Critics of the bill will likely complain that making it easier to drink in public could lead to public safety concerns, not to mention nuisances for neighbors.

But Wiener rejected that logic. “People have access to all the alcohol they want now,” he said. “This isn’t about how much people drink. It’s about how much flexibility we’re giving to these small businesses.”

Here’s an outline of the specific proposals included in SB314.

• Sidewalk dining could be here to stay. The expansion of alcohol service into outdoor spaces like streets, parking lots, alleys and sidewalks, temporarily allowed during the pandemic, would become permanent if cities choose to allow it.

• Cities and counties could create open-container zones in which people can purchase and consume alcohol in public outdoor areas.
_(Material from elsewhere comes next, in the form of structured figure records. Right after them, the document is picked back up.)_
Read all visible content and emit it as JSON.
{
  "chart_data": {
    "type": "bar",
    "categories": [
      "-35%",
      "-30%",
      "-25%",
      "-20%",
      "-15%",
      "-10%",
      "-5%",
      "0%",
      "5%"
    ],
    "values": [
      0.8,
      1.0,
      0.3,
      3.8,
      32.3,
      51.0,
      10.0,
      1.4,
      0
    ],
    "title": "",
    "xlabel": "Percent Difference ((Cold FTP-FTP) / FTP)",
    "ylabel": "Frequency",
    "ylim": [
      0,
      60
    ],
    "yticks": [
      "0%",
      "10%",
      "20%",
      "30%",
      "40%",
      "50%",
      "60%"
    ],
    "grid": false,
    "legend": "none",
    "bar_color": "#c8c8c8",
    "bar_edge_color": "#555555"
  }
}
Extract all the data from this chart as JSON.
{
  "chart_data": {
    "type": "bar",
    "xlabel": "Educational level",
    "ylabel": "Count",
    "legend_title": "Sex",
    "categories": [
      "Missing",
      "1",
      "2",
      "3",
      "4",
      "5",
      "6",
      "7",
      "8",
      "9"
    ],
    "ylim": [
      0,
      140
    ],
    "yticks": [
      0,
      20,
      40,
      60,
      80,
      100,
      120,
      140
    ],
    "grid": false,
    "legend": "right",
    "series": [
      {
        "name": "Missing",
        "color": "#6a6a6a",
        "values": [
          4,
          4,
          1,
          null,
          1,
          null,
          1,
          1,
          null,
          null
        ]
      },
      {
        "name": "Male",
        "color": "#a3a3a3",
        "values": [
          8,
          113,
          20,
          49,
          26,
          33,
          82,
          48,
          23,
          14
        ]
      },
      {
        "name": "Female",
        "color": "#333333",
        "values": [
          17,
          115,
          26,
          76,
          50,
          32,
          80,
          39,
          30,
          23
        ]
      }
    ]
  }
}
This wouldn’t need to be 24/7 — open-container policies might be allowed in a given area only on weekend nights, for example, or only during a certain festival.

• Bars and restaurants could more easily share spaces with other businesses. This could allow a café to operate in a space during the daytime and a bar to take over at night. It could allow businesses with two different alcohol licenses to share operating space, which would help pop-ups. Separate businesses could also use a shared consumption space for their customers, either indoors or outdoors.

• The protest period for new liquor licenses, which now can last multiple years, would be capped at six months.

• Licensing for catering would become more flexible, making it easier for restaurants to apply for catering licenses and expanding the number of times they can provide catering services per year.

• A new type of liquor license specific to entertainment venues would be created. Currently, concert halls and nightclubs have to get restaurant liquor licenses, which requires them to have full kitchens. This would eliminate that requirement.